Mr al-Homsi was associated with the western-backed, anti-Syrian "14 March" coalition that is fighting to retain its narrow majority in national elections on 7 June.
But the coalition did not take up his cause, and the arrests in general have not become an election issue, because they have been across the board - Sunnis, Shiites, Christians and Palestinians are all among those detained, with no obvious political or sectarian bias.
Lebanese security forces displayed hi-tech communication and surveillance gadgets said to have been found concealed in the homes of some of the suspects.
Explaining the sudden spectacular rash of arrests, Lebanese officials have said that unspecified technological breakthroughs made it all possible.
That may be so. But many unanswered questions remain.
One of the basic principles in setting up espionage networks is that their cells should not be linked in any way, so that the discovery of one does not lead to the kind of wider collapse that seems now to be taking place.
Did the Israelis - who have said nothing to discredit the daily revelations in Beirut - break that fundamental rule?
"Certainly it seems to have been a systemic failure by Israel," said security expert Alastair Crooke, who focuses on Islamic movements.
"Maybe it was a chance find, maybe it was from one person that they interrogated leading to the uncovering of many others, but that in itself would be highly unusual."
Most likely, the arrests were the product of months, perhaps several years, of counter-intelligence work.
Present and vigilant
But by whom? Is it just coincidence that the various different arms of Lebanese security suddenly began making this series of surprise detentions? Or were they being primed by other intelligence services?
Hezbollah's own role remains obscure. Lebanese officials say it has not been involved in the campaign, and it has certainly taken a low and ostensibly passive profile during the revelations.
But Hezbollah is present and vigilant in many of the areas concerned. It also has strong ties with Iran and Syria, whose intelligence services are no slouches.
One Lebanese analyst even went so far as to suggest that events may have come full cycle.
Before the 1979 revolution in Iran, Israel's Mossad was deeply involved in training and advising the Shah's dreaded secret police, Savak - a legacy of expertise inherited by Tehran's current Islamic rulers, who were instrumental in establishing Hezbollah in Lebanon and retain very close ties with the movement.
Whatever the case, the head of Lebanon's Internal Security Forces, Gen. Ashraf Rifi, said the dismantling of so many networks amounted to a strategic blow of the utmost seriousness, unprecedented in the history of the Arab-Israeli conflict.
Other observers agree.
"The loss of these eyes and ears within Lebanon is undoubtedly a major strategic setback for Israel," said intelligence analyst Alastair Crooke.

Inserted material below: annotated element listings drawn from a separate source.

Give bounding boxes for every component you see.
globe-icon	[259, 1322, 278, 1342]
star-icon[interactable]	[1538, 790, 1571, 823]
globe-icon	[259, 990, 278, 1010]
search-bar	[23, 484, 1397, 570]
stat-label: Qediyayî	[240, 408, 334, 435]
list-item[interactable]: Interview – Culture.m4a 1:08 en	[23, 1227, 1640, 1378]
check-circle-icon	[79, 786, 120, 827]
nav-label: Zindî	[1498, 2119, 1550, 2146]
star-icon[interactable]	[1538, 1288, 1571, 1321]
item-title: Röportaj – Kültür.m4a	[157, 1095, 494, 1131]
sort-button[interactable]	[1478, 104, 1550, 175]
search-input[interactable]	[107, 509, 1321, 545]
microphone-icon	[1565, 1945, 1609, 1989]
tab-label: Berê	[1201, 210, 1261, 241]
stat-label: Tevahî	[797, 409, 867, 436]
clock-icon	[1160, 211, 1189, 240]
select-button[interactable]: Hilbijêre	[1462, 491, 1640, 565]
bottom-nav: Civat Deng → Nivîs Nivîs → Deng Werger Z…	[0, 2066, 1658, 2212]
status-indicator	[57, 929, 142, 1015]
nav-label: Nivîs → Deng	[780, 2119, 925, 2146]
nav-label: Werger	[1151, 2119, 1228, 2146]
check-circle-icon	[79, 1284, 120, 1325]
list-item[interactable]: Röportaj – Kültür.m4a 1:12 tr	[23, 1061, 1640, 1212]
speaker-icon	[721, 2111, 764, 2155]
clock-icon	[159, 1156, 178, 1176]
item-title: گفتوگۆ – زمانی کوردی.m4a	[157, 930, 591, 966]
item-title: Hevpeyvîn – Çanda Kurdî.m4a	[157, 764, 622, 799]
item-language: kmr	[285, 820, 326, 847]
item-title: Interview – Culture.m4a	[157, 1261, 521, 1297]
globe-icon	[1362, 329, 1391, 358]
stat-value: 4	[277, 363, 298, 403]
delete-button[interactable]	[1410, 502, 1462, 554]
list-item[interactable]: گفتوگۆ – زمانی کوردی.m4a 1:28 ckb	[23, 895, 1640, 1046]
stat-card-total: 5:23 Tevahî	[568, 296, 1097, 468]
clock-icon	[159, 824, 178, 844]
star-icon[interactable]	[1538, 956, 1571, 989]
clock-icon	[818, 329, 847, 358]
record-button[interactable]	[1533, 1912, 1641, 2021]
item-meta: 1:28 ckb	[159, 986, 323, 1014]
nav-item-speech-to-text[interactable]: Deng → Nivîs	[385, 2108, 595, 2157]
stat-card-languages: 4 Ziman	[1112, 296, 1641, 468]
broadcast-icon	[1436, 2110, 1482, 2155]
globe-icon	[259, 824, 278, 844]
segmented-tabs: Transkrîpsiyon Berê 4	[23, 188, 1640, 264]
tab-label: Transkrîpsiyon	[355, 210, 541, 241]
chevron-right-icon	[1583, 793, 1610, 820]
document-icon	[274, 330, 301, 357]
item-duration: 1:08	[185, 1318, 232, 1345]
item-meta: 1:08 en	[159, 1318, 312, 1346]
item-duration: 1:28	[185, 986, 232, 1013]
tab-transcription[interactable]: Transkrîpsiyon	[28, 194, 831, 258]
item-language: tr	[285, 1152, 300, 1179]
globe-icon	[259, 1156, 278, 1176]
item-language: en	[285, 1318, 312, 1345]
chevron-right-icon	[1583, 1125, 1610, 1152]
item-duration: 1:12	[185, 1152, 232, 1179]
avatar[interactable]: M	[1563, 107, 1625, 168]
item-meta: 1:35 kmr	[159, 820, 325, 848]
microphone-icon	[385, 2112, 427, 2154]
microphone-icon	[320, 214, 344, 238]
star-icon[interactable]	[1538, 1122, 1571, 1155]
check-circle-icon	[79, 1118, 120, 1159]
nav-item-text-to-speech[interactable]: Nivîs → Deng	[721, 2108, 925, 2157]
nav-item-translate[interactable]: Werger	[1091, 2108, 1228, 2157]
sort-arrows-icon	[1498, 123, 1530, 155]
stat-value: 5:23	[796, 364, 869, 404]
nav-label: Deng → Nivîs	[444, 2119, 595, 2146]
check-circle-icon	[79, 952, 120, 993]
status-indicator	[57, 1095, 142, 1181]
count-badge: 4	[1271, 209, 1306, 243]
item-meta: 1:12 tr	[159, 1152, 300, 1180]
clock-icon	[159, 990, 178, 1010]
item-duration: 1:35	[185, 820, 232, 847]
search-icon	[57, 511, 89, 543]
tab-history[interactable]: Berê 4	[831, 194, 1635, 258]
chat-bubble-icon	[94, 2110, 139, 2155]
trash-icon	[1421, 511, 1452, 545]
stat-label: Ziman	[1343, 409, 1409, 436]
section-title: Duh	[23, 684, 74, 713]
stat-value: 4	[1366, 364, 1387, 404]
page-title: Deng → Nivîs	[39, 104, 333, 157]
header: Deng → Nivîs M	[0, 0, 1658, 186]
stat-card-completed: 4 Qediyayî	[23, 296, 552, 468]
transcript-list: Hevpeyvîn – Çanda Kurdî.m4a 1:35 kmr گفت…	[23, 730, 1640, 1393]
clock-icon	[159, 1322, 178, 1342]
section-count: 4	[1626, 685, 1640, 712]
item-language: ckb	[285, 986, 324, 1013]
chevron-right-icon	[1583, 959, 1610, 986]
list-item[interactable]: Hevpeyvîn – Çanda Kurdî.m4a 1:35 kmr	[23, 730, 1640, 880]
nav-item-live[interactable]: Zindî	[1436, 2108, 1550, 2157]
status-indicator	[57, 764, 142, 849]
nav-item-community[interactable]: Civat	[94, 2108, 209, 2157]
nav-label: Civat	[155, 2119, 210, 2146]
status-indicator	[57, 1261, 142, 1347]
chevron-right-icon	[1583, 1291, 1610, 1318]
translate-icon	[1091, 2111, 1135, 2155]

"Networks of these sorts don't come off the shelf in a supermarket. You can lose them in ten minutes, but they can take 5, 10, 15 years to put in place. So the importance of this should not be underestimated."
Israeli air strikes on Beirut in 2006 destroyed dozens of buildings
In the meantime, Lebanon is left in a psychosis of uncertainty and speculation, with rumours that the arrests could spread higher and deeper into the country's establishment.
The Hezbollah leader, Hassan Nasrallah, has urged remaining Israeli agents or informers to turn themselves in and "rejoin the homeland", in exchange for leniency.
He has also called for the death penalty for those proven to have provided Israel with information that led to the loss of lives and property.
Public consciousness of the affair is so high that it is hard to imagine that remaining Israeli spies would not be either paralysed or preparing to flee the country, if they have not done so already.
In any future confrontation with Hezbollah, the Israelis would want to rely heavily on vital human intelligence.
The indications are that their capabilities in that respect may have been severely compromised.